When Marty Schottenheimer addressed the audience at his first San Diego Chargers kickoff luncheon, his message was simple and direct. “We will win,” he said.
The cities change, the players change, but one thing doesn’t change. Marty Schottenheimer wins. He won in Cleveland, he won in Kansas City and he built another winner in San Diego, which may be his greatest achievement of all.
In 2004, Schottenheimer led the unheralded Chargers to a 12-4 regular season record and first place in the AFC Western Division. He was the Maxwell Club’s choice for the 16th annual Greasy Neale Award as NFL Coach of the Year. He also was named NFL Coach of the Year by the Associated Press.
Prior to the season, most experts picked San Diego to finish last in its division. It was impossible to find anyone outside the organization who thought the team had a prayer of making the playoffs. When the Chargers opened the season by losing two of their first three games, it appeared the gloomy forecasts were accurate.
But Schottenheimer turned the team around with the help of quarterback Drew Brees, the NFL’s Comeback Player of the Year, running back LaDanian Tomlinson, who led the AFC with 18 touchdowns, and a rugged defense, which ranked third in the league against the run. The Chargers won nine of their last 10 regular season games and Schottenheimer was in the playoffs for the 12th time, third most among NFL coaches all-time.
“He stuck with the things he knows are going to help us win,” Brees said of Schottenheimer. “There are certain things he has done in 21 years of coaching. He’s had 19 winning seasons. He knows that’s how you win games. On the other hand, he’s done a few things differently, knowing that if you keep doing the same things, you’re not going to get the same results.”
Schottenheimer changed his approach, opening up the offense which scored 446 points, third in the NFL behind only Indianapolis and Kansas City. It was a departure from the conservative days of “Martyball” in Cleveland and Kansas City when Schottenheimer’s teams pounded away on the ground. Brees finished as the second rated passer in the AFC, trailing only Peyton Manning.
Schottenheimer also invited input from the players, creating a veterans’ committee which met with him weekly to suggest ways to improve the work environment. New ideas were adopted, from allowing the players to bring their cars to training camp to changing the menu in the dining hall. The players also suggested cutting back on the heavy hitting at training camp and Schottenheimer agreed.

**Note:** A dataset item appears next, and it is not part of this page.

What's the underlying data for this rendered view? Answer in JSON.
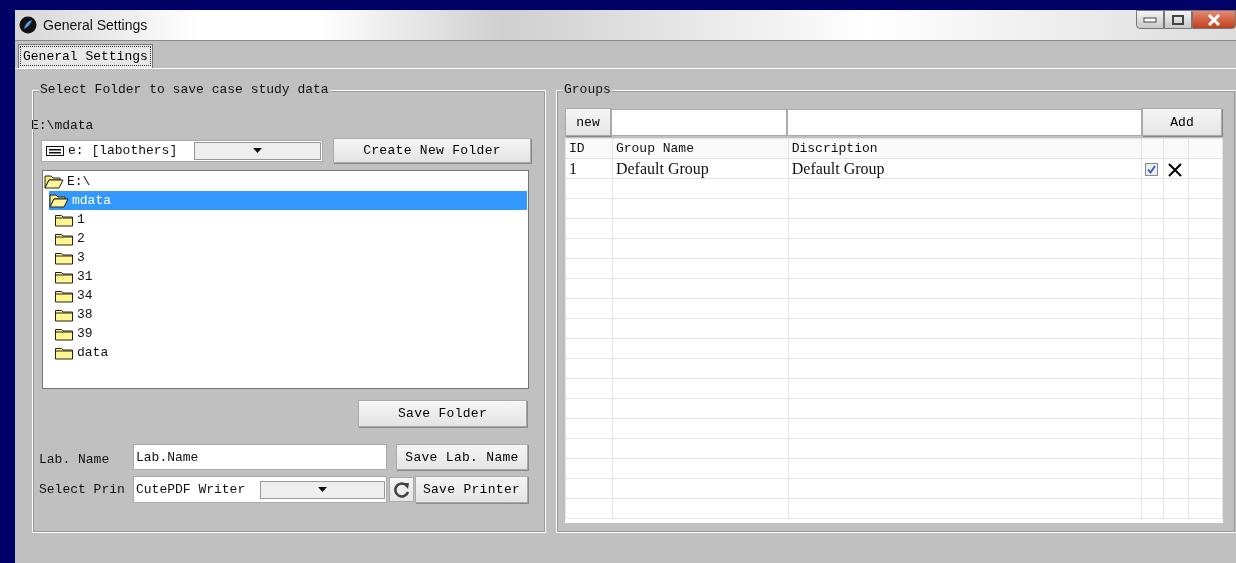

In his first season with the Chargers, 2002, Schottenheimer went 16 straight days at the start of training camp without giving the players a day off. It was full speed, twice a day. This season, the players told Schottenheimer they would stay fresher if he scaled back the practice schedule and gave them more time to recover. He agreed.
“He was really open to different ideas,” said linebacker Steve Foley, who led the team with 10 sacks. “Last year, the team was in full pads every day from the beginning to the end. This year, when we mentioned (changing) he was like, ‘Hmm, I don’t know about that.’ Then he said, ‘OK, if you guys feel that way, I’ll consider it.'”
The change paid dividends for the players and Schottenheimer as well.
“This is a season of change,” he said. “If there’s any question in your mind whether you should or shouldn’t, then you should change.”
Schottenheimer ranks eighth all-time among NFL coaches with 177 victories and his winning percentage of .602 is eighth among coaches with a minimum of 200 games. Counting this season, he has led three different franchises to at least one season of 12-4 or better.
“The job of a coach is to create situations where there is no uncertainty, where players can go play without anxiety,” Schottenheimer said. “You have to teach. That’s the essence of coaching.”